There was a champagne brunch on Sunday, after which the last of the guests dispersed. The walking wounded saw themselves to the door, the comatose and nonresponsive departed by other means. Then an army of workmen arrived and erased all evidence of the weekend’s destruction. And on Monday morning Monsieur Antonov and Madame Sophie were in their usual place on the terrace overlooking the pool, Monsieur Antonov lost in his tablet computer, Madame Sophie in her thoughts. At midday she went into the village, accompanied by Roland Girard, and had lunch with Monsieur Carnot at a restaurant in the Old Port owned by Jean-Luc Martel. Olivia Watson dined with a friend, a woman of nearly equal beauty, a few tables away. Leaving, she passed Madame Sophie’s table without a word or glance, though Monsieur Carnot was quite certain he overheard an anatomical vulgarity that even he, a man of disrepute, never dared to utter.
There was another party the following weekend, smaller but no less felonious, and a blowout the next week that set a C?te d’Azur record for complaints to the gendarmes. At which point the Antonovs declared a cease-fire and life on the Baie de Cavalaire returned to something like normal. For the most part they remained prisoners of Villa Soleil, though several times each week Madame Sophie, after her morning run on the treadmill, traveled to Saint-Tropez in her Maybach limousine to shop or have lunch. Usually, she dined with Roland Girard or Monsieur Carnot, though on two occasions she was seen with a tall sunburned Englishman who had taken a villa for the summer near the hill town of Ramatuelle. He had a curvy, sarcastic wife whom Madame Sophie adored.

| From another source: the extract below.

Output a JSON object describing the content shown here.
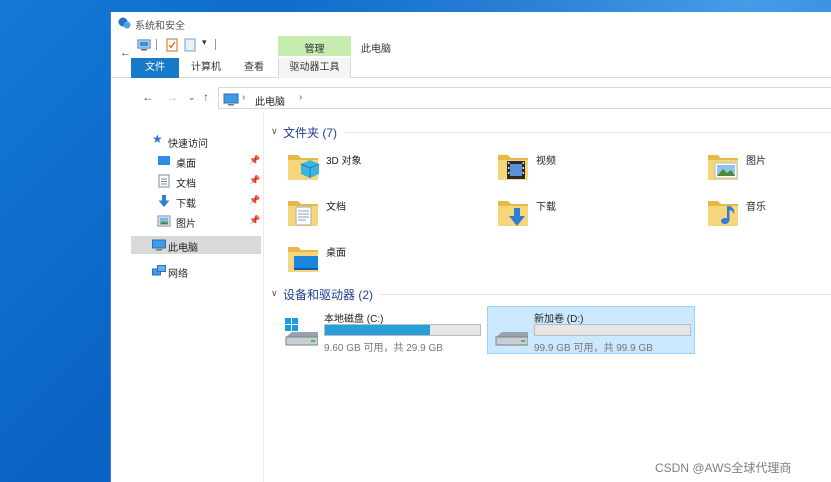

The couple were not the only ones staying at the villa. There was a small woman with dark hair who moved with a slight limp and carried herself with an air of early widowhood. And an elusive man of late middle age who never seemed to wear the same clothing twice. And a hard-looking man with a pockmarked face who seemed always to be contemplating an act of violence. And a Frenchman of professorial bearing who fouled the rooms of the villa with his ever-present pipe. And a man with gray temples and green eyes who was forever pleading with the Frenchman to find another habit, one that didn’t endanger the health of those around him.
The occupants of the villa made no show of recreation or leisure; they had come to Provence on deadly serious business. The professorial Frenchman and the green-eyed man were ostensibly equal partners, but in practice the Frenchman deferred to his associate in nearly all matters. Both men spent significant time outside the villa. The Frenchman, for example, shuttled back and forth between Provence and Paris while the green-eyed man made several clandestine trips to Tel Aviv. He also traveled to London, where he negotiated the terms of the next phase of his endeavor, and to Washington, where he was berated for its slow pace. He was forgiving of his American partner’s foul mood. The Americans had grown used to solving problems with the push of a button. Patience was not an American virtue.